Губы не сразу расклеились, но Долгушина все же набралась сил ответить:
— Ничего чувствую, хорошо. Только ты не мешай. Вины твоей все равно не будет. Иди отдыхай. Я спокойно полежу.
Лизка еще подержала руку, пульс был частый, но другого нечего было ждать, и она ушла в дежурку. Надо бы сбегать домой, покормить маленького, уложить спать. Все же что-то удержало ее — то ли отрешенные пустые глаза Долгушиной, то ли ее слабый голос, то ли настойчивая просьба дать ей покой.
Дарья лежала и улыбалась синими обветренными до жесткости губами. Сегодня ей везло. Попрощалась с детьми, сейчас вот Лизку обманула, отослав ее, и умрет наедине с собой, никому не помешает, никому не станет в тягость. Дай бог доброго здоровья врачихе, и Лизке тоже. Врачихе за то, что догадалась, детям дозволила взглянуть на еще живую мамку, Лизке — за то, что уродилась несмышленой да доверчивой, любой ее может вокруг пальца обвести.
Что еще надо ей, Дарье Долгушиной? Пожила свое, по главным статьям в жизни выдюжила. А сколько их было, главных-то статей? Войну переломила, не подохла с голоду, а могла и подохнуть, хитрость небольшая, когда хлеб-то видели в поле, на корню, да в ворохе на гумне, а потом, как ссыплешь в мешки, так больше и не увидишь. Так… Значит, это первая статья… Вторая — ребят оборонила. Как — и до сего дня понять не может. Иные по три раза за это время могли бы умереть, а ее вот устояли. Третья статья — мужа дождалась, хоть без руки вернулся и хромой, а все же живое дыхание в доме, отец и муж. И встретила его чистая, а могла бы и зачерниться, сколько в подводах с мужиками езжено, сколько сена вместе сметано, соломы пересушено в овинах, на праздниках сколько браги выпито, от которой одна сплошная дурость в голове. А ночи-то какие были долгие и холодные и как тянуло прикорнуть к живому да теплому… Закостенела, в жилу неперекусную выдубилась, вроде и бабье все заморозила, зато теперь вот глаза закроет с ясной чистотой на сердце.

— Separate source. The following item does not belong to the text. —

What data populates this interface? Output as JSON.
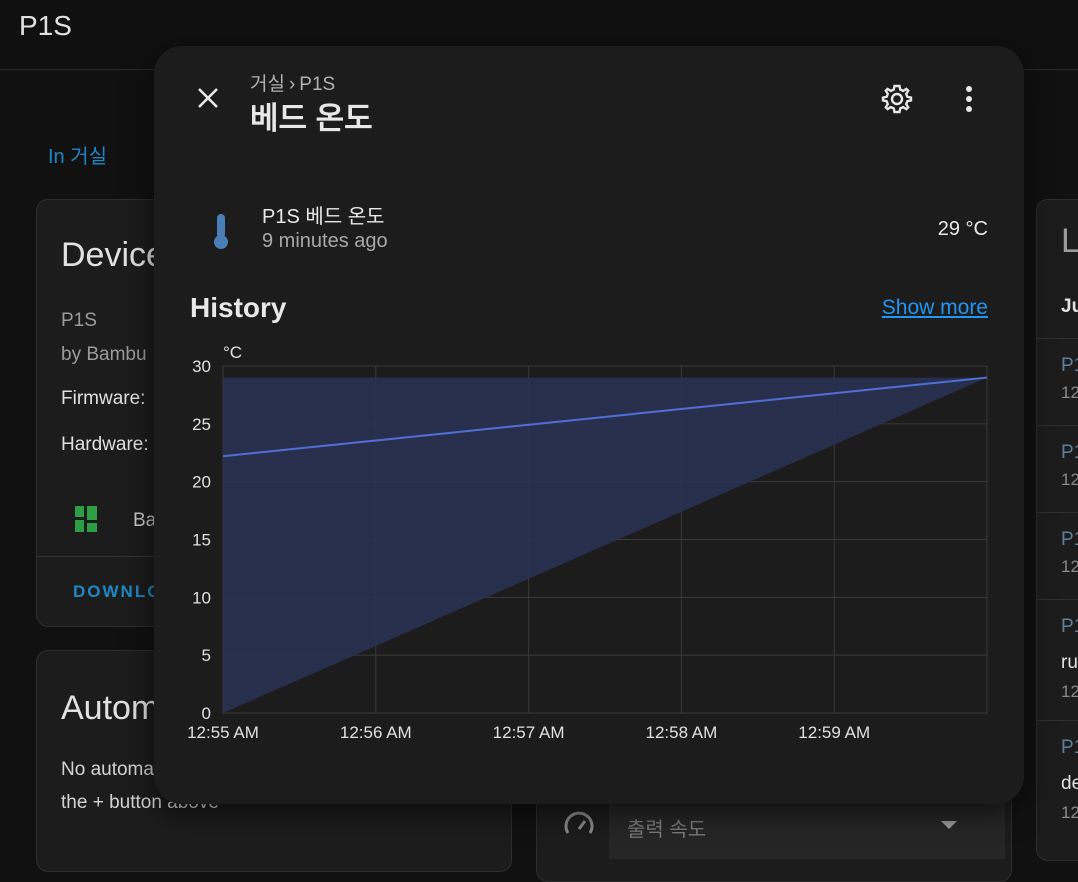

И как все это вспомнила Дарья, как обо всем подумала, так горько и обидно сделалось ей, что голова опять закружилась от слабости, и опять ее понесло над землей, как пушинку тополиную по ветру, — не присесть ей на твердое место, не прильнуть к надежному и неизменному. Нет, не сядешь, не прильнешь, пока ветер не угомонится. И зачем только все это она выдюжила? И как это вдруг ничего не будет? И ребят, и Алексея, и деревни Бобришин Угор, и мира вокруг, мира полевого, лесного, лугового, и реки под названием Великая.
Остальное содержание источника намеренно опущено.